# Orijen Red Meat formula dry kibble



## Guest (May 29, 2009)

I just saw an ad in 'Modern Dog' magazine that Orijen has come out with a new red meat formula dry kibble.

'Regional Red' features free range bison and wild boar with a bit of wild-caught fish thrown in.

Check out Orijen's web site at Champion Petfoods | Home for details.


----------



## Unosmom (May 3, 2009)

Thats good news for dogs with chicken intolerancy, I hope it wont be as expensive as fish, I had to switch to Acana provincial because of the price increase. Its good food though.


----------



## wags (Jan 31, 2009)

WooHoo!!!!!!!!!!! Looks like someoone's going to the store soon to pick some up! Hopefuly they will have it or I will have them order some! Thanks for the information!:smile:


----------



## MandyPug (Sep 21, 2008)

The food comes out in June and i'm so excited! I heard about it at the big pet supplier convention a month and a half ago... We all can't wait at our store for it to come in!


----------



## Scarlett's Mum (May 28, 2009)

Very exciting! I am feeding the 6 Fresh Fish and since I can't feed chicken, I was hoping Orijen would come out with a red meat formula. Hooray!

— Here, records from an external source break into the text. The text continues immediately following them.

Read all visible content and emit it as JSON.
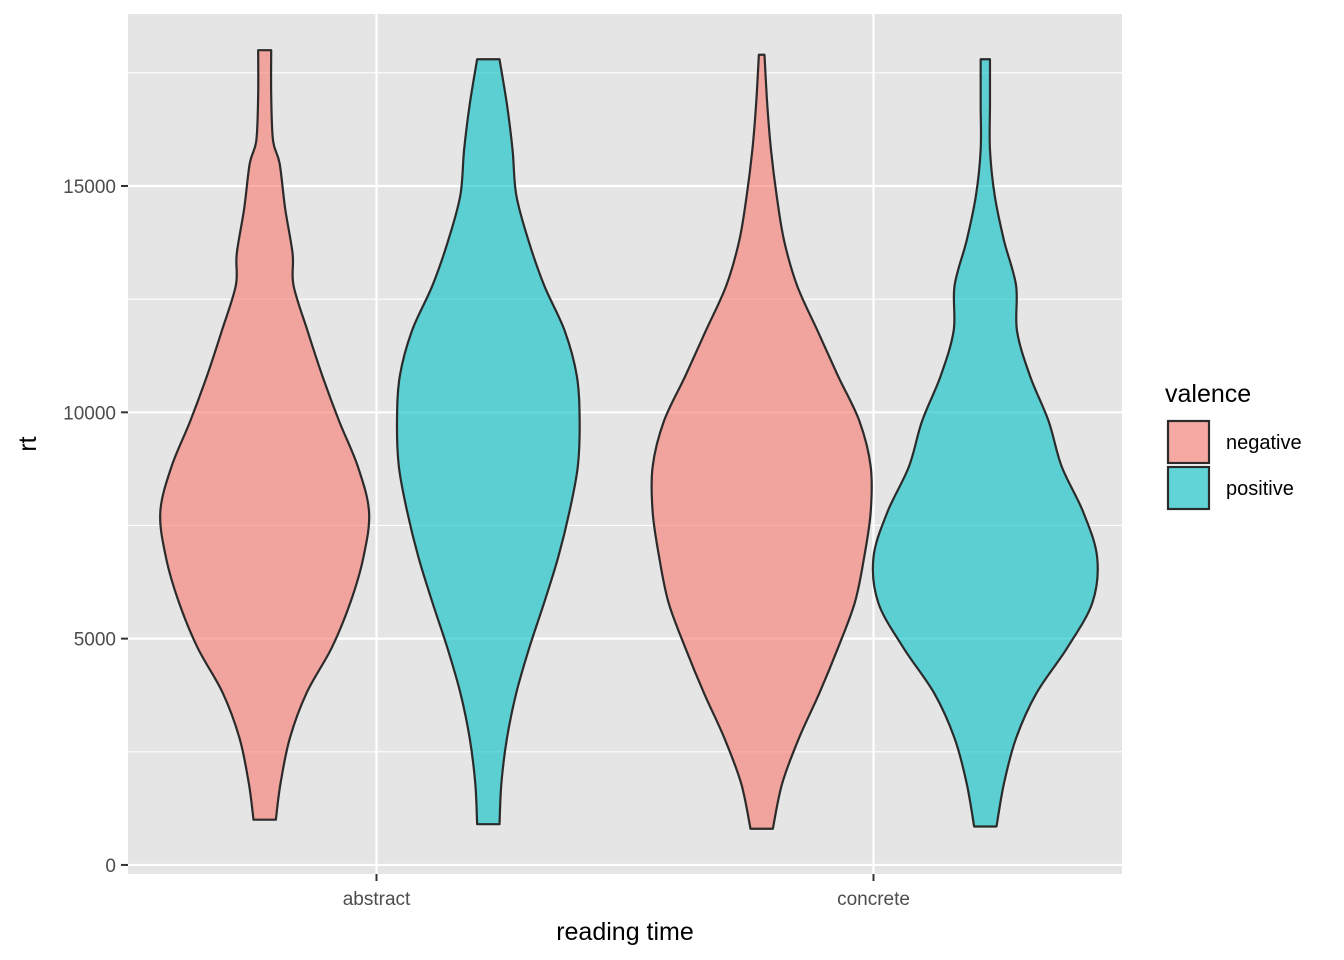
{
  "chart_data": {
    "type": "violin",
    "xlabel": "reading time",
    "ylabel": "rt",
    "ylim": [
      -200,
      18800
    ],
    "yticks": [
      0,
      5000,
      10000,
      15000
    ],
    "ytick_labels": [
      "0",
      "5000",
      "10000",
      "15000"
    ],
    "categories": [
      "abstract",
      "concrete"
    ],
    "legend": {
      "title": "valence",
      "placement": "right",
      "entries": [
        {
          "label": "negative",
          "color": "#F8766D"
        },
        {
          "label": "positive",
          "color": "#00BFC4"
        }
      ]
    },
    "grid": true,
    "series": [
      {
        "name": "negative",
        "color": "#F8766D",
        "violins": [
          {
            "category": "abstract",
            "min": 1000,
            "max": 18000,
            "profile": [
              [
                1000,
                0.12
              ],
              [
                1800,
                0.17
              ],
              [
                2800,
                0.27
              ],
              [
                3800,
                0.45
              ],
              [
                4800,
                0.72
              ],
              [
                5800,
                0.92
              ],
              [
                6800,
                1.06
              ],
              [
                7800,
                1.12
              ],
              [
                8800,
                1.0
              ],
              [
                9800,
                0.8
              ],
              [
                10800,
                0.62
              ],
              [
                11800,
                0.46
              ],
              [
                12800,
                0.31
              ],
              [
                13500,
                0.3
              ],
              [
                14500,
                0.22
              ],
              [
                15500,
                0.16
              ],
              [
                16000,
                0.09
              ],
              [
                17000,
                0.07
              ],
              [
                18000,
                0.07
              ]
            ]
          },
          {
            "category": "concrete",
            "min": 800,
            "max": 17900,
            "profile": [
              [
                800,
                0.12
              ],
              [
                1800,
                0.22
              ],
              [
                2800,
                0.4
              ],
              [
                3800,
                0.62
              ],
              [
                4800,
                0.82
              ],
              [
                5800,
                1.0
              ],
              [
                6800,
                1.1
              ],
              [
                7800,
                1.17
              ],
              [
                8800,
                1.17
              ],
              [
                9800,
                1.05
              ],
              [
                10800,
                0.82
              ],
              [
                11800,
                0.6
              ],
              [
                12800,
                0.38
              ],
              [
                13800,
                0.24
              ],
              [
                14800,
                0.16
              ],
              [
                15800,
                0.1
              ],
              [
                16800,
                0.06
              ],
              [
                17900,
                0.03
              ]
            ]
          }
        ]
      },
      {
        "name": "positive",
        "color": "#00BFC4",
        "violins": [
          {
            "category": "abstract",
            "min": 900,
            "max": 17800,
            "profile": [
              [
                900,
                0.12
              ],
              [
                1800,
                0.14
              ],
              [
                2800,
                0.2
              ],
              [
                3800,
                0.3
              ],
              [
                4800,
                0.44
              ],
              [
                5800,
                0.6
              ],
              [
                6800,
                0.75
              ],
              [
                7800,
                0.87
              ],
              [
                8800,
                0.96
              ],
              [
                9800,
                0.98
              ],
              [
                10800,
                0.95
              ],
              [
                11800,
                0.82
              ],
              [
                12800,
                0.6
              ],
              [
                13800,
                0.43
              ],
              [
                14800,
                0.3
              ],
              [
                15800,
                0.26
              ],
              [
                16800,
                0.2
              ],
              [
                17800,
                0.12
              ]
            ]
          },
          {
            "category": "concrete",
            "min": 850,
            "max": 17800,
            "profile": [
              [
                850,
                0.12
              ],
              [
                1800,
                0.2
              ],
              [
                2800,
                0.33
              ],
              [
                3800,
                0.55
              ],
              [
                4800,
                0.88
              ],
              [
                5800,
                1.15
              ],
              [
                6800,
                1.2
              ],
              [
                7800,
                1.05
              ],
              [
                8800,
                0.82
              ],
              [
                9800,
                0.68
              ],
              [
                10800,
                0.48
              ],
              [
                11800,
                0.34
              ],
              [
                12800,
                0.33
              ],
              [
                13800,
                0.2
              ],
              [
                14800,
                0.1
              ],
              [
                15800,
                0.05
              ],
              [
                16800,
                0.05
              ],
              [
                17800,
                0.05
              ]
            ]
          }
        ]
      }
    ]
  }
}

I'm also curious about the price point. $75/bag for the 6 Fresh Fish hurts, but it is worth every penny.


----------



## chowder (Sep 7, 2008)

If you shop around the internet you can find the price of the Orijen varies tremendously. I get the puppy Orijen delivered to my house for $33 for the 15 pounds or about $59 for the 30 pounds and that includes the charge for delivery. The fish version does cost more but the regular adult is a little cheaper then the puppy. It will be interesting to see what the Red Meat will cost.


----------